Não. E tem outra coisa. País nenhum do mundo admira uma polícia que mata 500 suspeitos, como o presidente Rodrigo Duterte faz nas Filipinas. Ele é hoje um pária mundial. É considerado um marginal. Ninguém admira isso. O que se admira é o respeito aos direitos, às liberdades, e tal. E não tem outro caminho. O caminho tem que ser este. Se a política externa brasileira não puder ser isso, o que é que sobra? Sobra o comércio exterior. Mas mesmo o comércio exterior será vítima se não houver um mínimo de respeito ao meio ambiente e aos direitos humanos.

O senhor está preocupado?

Eu estou. E muito. Basta ver as declarações. Digamos que estas declarações vão desaparecer com o tempo, por causa da curva de aprendizado. Mas é preocupante quando o presidente eleito diz que não vai conceder um metro a mais de reserva indígena. A Constituição dispõe que os indígenas têm direitos. É possível ignorar isso? As pessoas da equipe de transição estão falando coisas que já estão causando dano antes de eles terem a realidade do poder. Eles não têm o benefício do poder, mas já estão tendo os ônus.
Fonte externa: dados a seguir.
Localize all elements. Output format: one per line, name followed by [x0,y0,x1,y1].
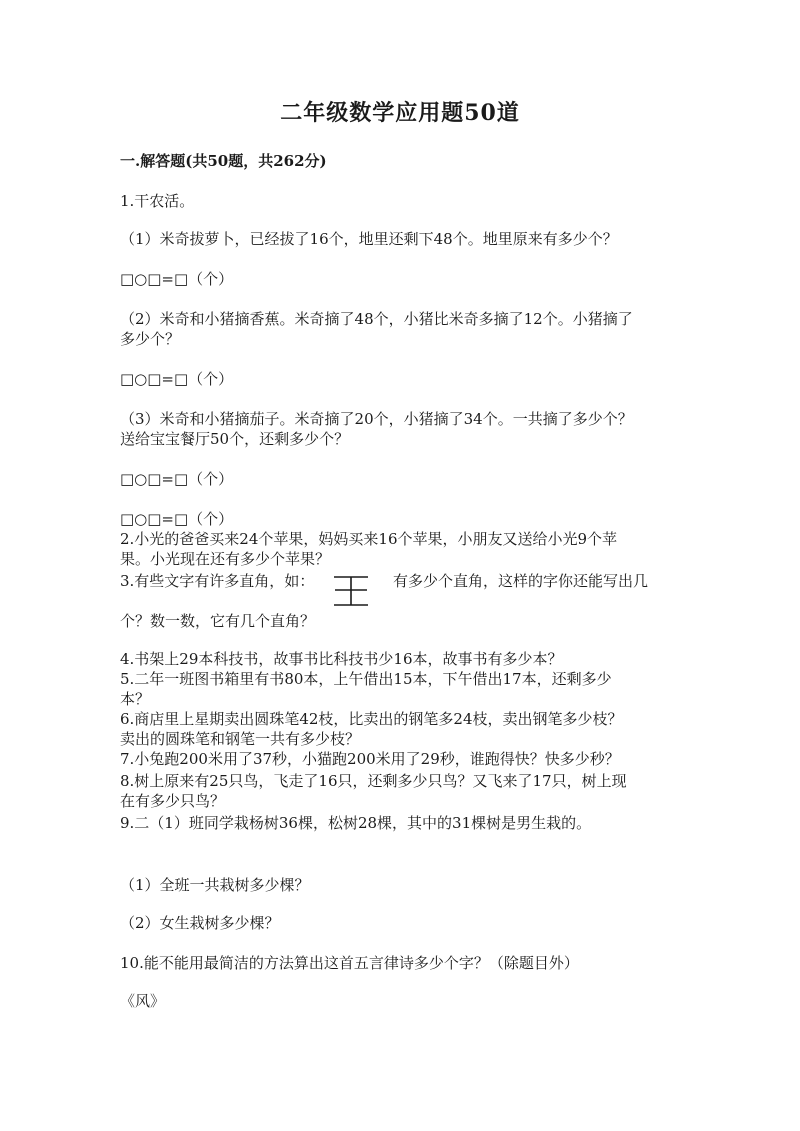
answer-template: □○□=□（个） [120,370,234,388]
question-1-heading: 1.干农活。 [120,192,195,210]
answer-template: □○□=□（个） [120,470,234,488]
question-3-cont: 有多少个直角，这样的字你还能写出几 [393,572,649,590]
question-6-cont: 卖出的圆珠笔和钢笔一共有多少枝？ [120,730,361,748]
question-10: 10.能不能用最简洁的方法算出这首五言律诗多少个字？（除题目外） [120,954,579,972]
question-9-part-2: （2）女生栽树多少棵？ [120,914,280,932]
question-8: 8.树上原来有25只鸟，飞走了16只，还剩多少只鸟？又飞来了17只，树上现 [120,772,627,790]
question-8-cont: 在有多少只鸟？ [120,792,226,810]
question-1-part-3-cont: 送给宝宝餐厅50个，还剩多少个？ [120,430,350,448]
question-4: 4.书架上29本科技书，故事书比科技书少16本，故事书有多少本？ [120,650,563,668]
answer-template: □○□=□（个） [120,270,234,288]
page-title: 二年级数学应用题50道 [280,100,520,126]
question-1-part-2: （2）米奇和小猪摘香蕉。米奇摘了48个，小猪比米奇多摘了12个。小猪摘了 [120,310,633,328]
question-2-cont: 果。小光现在还有多少个苹果？ [120,550,331,568]
section-heading: 一.解答题(共50题，共262分) [120,152,327,170]
question-1-part-2-cont: 多少个？ [120,330,181,348]
question-9: 9.二（1）班同学栽杨树36棵，松树28棵，其中的31棵树是男生栽的。 [120,814,592,832]
question-9-part-1: （1）全班一共栽树多少棵？ [120,876,310,894]
answer-template: □○□=□（个） [120,510,234,528]
question-5-cont: 本？ [120,690,151,708]
question-7: 7.小兔跑200米用了37秒，小猫跑200米用了29秒，谁跑得快？快多少秒？ [120,750,620,768]
question-3-end: 个？数一数，它有几个直角？ [120,612,316,630]
question-5: 5.二年一班图书箱里有书80本，上午借出15本，下午借出17本，还剩多少 [120,670,612,688]
wang-character-figure [332,575,370,607]
question-1-part-1: （1）米奇拔萝卜，已经拔了16个，地里还剩下48个。地里原来有多少个？ [120,230,618,248]
question-6: 6.商店里上星期卖出圆珠笔42枝，比卖出的钢笔多24枝，卖出钢笔多少枝？ [120,710,623,728]
poem-title: 《风》 [120,992,166,1010]
question-2: 2.小光的爸爸买来24个苹果，妈妈买来16个苹果，小朋友又送给小光9个苹 [120,530,618,548]
question-3: 3.有些文字有许多直角，如： [120,572,315,590]
question-1-part-3: （3）米奇和小猪摘茄子。米奇摘了20个，小猪摘了34个。一共摘了多少个？ [120,410,633,428]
Qual deve ser o papel da diplomacia brasileira neste cenário?

Tem que ser, como se diz em inglês, "damage containment" (contenção de danos). Uma diplomacia deste tipo acaba virando uma diplomacia defensiva. Porque vai ter denúncia em toda parte. No Conselho de Direitos Humanos, aqui, ali. A diplomacia vai ter que ficar o tempo todo se defendendo em vez de ser uma diplomacia construtiva.

E outra coisa que me preocupa. É que este pessoal não se dá conta do que é o Brasil. O Brasil é um país importante, forte. Um país que é apreciado no mundo. Então tudo que o Brasil faz tem consequência. Mas por outro lado o país não é uma superpotência, como os Estados Unidos. Em outras palavras, os americanos podem fazer coisas que outros países como o Brasil não podem se dar ao luxo de fazer, como na questão da mudança da embaixada em Israel de Tel Aviv para Jerusalém.

O Brasil corre o risco de se isolar?

O que vejo é que antes de ter a realidade do poder, esta é uma equipe que já está comprometendo o Brasil. E não estão comprometendo com pouca gente e com gente pequena. Com a China, com os árabes, com os muçulmanos -- que são a maior religião do mundo --, com a Argentina, que é nosso principal vizinho, com a Noruega que é o principal financiador. Com quem mais o Brasil quer brigar?

Tem uma frase boa que o Azeredo da Silveira, que foi ministro das Relações Exteriores do Geisel, gostava muito de repetir. Ele dizia assim: "eu não tolero estas pessoas que fazem questão de atravessar a rua para pisar numa casca de banana na calçada do outro lado".

É o sujeito que inventa o problema, entende? Por que é isso. Nenhuma dessas questões que foram objetos de declarações da equipe do Bolsonaro precisava ter sido um problema. Porque não era. A Argentina não era problema. O Mercosul não era problema. A China não era problema. Um país que tem 57 mil problemas reais, como o Brasil, vai atravessar a rua para pisar na casca de banana do outro lado? Esta era a frase luminosa do Silveira.

Falando sobre comércio exterior, Bolsonaro e seu equipe econômica têm dito que pretendem buscar mais acordos comerciais. O que acha desta estratégia?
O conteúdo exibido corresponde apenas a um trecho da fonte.